The all-in bundle of phone, Internet and cable in the options would compete in the fiercely tough marketplace with current cable and Internet providers as well as upgrade to faster connections and offer low-income programs through a federal subsidy that could cost about $5 a month for qualified customers as a way to promote residential Internet connectivity. One out of every four Tacomans currently doesn’t have Internet access at home.
“To me, this is not a business plan,” TPU Commissioner Monique Trudnowski said. “It’s a cash flow summary.”
She noted that the committee failed to address what would happen if goals aren’t met or expenses continue to outpace revenues. She also questioned the legality of spending utility dollars on anything that isn’t associated with water or power generation. That question was also raised by Janine Terrano, CEO of Topia Technology, who served on the committee.
She also blasted the committee process for not being open to the public and being little more than a group tasked with finding ways to use taxpayer and ratepayer dollars to financially prop up a risky plan.
“It is a bail out with no guarantee of success,” she wrote in a letter Strickland read into the record. 

The effort to broaden Internet access isn’t new. A similar idea died in 2012 and was first pondered when Click formed in 1997. At a cost of $200 million, the web of fiber optic lines was created allowing TPU to install “smart meters” on homes to monitor energy usage. The excess capacity on that high-speed data system allowed the birth of Click Network. The municipally owned cable television provider also sells that capacity to private companies that then connect customers to the Internet. Costs of running the network were split with Click covering 75 percent of the bill and TPU assuming the rest. TPU then backed away from smart meters, however, and shifted 94 percent of the costs of running the network onto Click’s balance sheet.  TPU officials then set out to explore ways Click could cover that gap of about $7 million a year.
That review process bubbled up an offer last year from Wave Broadband to lease the network for $2 million a year for 40 years. News of that lease proposal prompted Tacoma-based Rainier Connect to match that offer and also promise to provide low-income Internet access plans. Wave then matched that. Often heated commission and city council meetings regarding the proposed leasing of a municipal asset last fall then led to the creation of the committee to further review options for Click’s future, with a focus on the projected costs and benefits of upgrading the system to provide cable, phone and Internet access.
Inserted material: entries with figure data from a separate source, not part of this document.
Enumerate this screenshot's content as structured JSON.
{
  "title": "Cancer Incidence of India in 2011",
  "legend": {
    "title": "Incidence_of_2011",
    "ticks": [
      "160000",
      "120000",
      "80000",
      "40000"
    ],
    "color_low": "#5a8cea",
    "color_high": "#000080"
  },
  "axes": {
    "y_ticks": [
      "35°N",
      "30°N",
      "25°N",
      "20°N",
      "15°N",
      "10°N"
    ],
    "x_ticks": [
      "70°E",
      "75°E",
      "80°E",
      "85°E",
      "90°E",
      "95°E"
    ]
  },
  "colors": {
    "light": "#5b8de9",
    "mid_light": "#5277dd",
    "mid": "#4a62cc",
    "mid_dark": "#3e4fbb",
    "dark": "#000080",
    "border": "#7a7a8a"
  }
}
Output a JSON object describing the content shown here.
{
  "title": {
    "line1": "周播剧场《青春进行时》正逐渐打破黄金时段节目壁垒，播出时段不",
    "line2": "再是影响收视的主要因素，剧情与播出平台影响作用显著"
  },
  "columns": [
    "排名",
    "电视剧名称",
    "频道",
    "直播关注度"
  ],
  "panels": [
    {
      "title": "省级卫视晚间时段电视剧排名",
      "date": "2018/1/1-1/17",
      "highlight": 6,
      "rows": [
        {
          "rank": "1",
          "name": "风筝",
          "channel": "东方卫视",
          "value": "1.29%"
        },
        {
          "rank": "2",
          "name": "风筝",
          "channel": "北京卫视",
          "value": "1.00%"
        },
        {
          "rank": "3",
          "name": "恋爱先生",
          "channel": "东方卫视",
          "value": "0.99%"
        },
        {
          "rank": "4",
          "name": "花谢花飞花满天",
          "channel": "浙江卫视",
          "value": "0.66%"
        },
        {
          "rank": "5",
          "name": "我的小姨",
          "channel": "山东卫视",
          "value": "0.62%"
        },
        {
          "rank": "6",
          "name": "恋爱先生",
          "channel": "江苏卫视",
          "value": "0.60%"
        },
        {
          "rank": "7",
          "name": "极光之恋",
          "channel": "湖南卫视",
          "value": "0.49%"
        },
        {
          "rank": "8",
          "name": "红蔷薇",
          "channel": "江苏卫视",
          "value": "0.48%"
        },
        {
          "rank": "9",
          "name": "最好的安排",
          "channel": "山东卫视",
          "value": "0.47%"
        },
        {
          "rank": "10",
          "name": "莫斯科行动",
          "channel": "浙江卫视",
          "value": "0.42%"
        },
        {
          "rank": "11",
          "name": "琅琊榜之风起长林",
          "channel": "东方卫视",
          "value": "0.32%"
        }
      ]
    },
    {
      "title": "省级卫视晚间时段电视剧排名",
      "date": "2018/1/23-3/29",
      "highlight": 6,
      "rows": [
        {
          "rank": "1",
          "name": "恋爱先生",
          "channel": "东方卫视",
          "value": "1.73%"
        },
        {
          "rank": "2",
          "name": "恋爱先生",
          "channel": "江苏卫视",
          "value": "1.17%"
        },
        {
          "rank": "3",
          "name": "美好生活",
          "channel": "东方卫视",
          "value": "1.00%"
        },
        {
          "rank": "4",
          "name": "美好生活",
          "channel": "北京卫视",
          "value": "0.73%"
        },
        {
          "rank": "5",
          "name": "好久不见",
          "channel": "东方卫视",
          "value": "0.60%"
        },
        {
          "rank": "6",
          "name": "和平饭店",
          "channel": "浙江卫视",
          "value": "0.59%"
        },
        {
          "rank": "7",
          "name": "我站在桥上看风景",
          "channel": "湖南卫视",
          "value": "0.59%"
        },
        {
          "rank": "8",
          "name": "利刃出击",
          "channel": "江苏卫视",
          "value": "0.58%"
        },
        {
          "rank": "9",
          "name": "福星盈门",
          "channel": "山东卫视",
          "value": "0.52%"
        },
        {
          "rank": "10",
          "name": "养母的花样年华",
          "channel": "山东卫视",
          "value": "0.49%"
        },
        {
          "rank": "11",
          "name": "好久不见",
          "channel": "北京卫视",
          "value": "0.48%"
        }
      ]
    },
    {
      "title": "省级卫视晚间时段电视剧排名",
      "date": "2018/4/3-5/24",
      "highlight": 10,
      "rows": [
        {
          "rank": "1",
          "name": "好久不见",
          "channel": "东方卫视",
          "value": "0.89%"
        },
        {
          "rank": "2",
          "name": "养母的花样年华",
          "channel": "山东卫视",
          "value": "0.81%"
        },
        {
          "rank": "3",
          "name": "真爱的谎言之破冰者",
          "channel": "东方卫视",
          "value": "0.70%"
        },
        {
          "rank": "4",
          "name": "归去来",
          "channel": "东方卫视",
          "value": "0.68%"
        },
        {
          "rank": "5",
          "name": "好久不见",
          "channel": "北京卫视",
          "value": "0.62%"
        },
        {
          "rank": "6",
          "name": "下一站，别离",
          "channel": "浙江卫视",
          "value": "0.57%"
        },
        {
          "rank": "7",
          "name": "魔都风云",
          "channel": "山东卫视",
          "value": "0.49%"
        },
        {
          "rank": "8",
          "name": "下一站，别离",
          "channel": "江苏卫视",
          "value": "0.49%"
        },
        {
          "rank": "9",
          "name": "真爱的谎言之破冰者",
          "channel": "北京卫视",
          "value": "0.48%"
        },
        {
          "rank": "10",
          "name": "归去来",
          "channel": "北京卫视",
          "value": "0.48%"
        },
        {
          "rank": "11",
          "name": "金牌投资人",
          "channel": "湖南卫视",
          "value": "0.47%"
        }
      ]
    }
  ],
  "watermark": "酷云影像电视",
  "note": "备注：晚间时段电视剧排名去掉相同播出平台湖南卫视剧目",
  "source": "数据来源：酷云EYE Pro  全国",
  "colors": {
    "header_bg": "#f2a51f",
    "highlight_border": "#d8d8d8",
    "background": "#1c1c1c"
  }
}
The TPU board will now evaluate the all-in financial models and make recommendation to City Council by late September, with two public hearing being planned before then. Those meetings will most certainly heat up with questions of accounting methods, the role of government should play in promoting Internet connectivity and the role private companies would have if plans move forward.
Among those people preparing to attend those meetings is Net Ventures CEO Mitchell Shook.
“It is a misconception that Click has huge capital expenses and is wildly expensive to maintain,” he said. “In fact, Click is a very profitable business… With the profits substantially offsetting the costs of constructing a telecommunications plant that Tacoma Power required anyway. If we stay the course, Click will continue to prosper far into the future. Now is not the time to make drastic changes.” 
Click Cable currently has 7,200 television customers while the third-party companies also using the system provide Internet services to about 23,000 customers.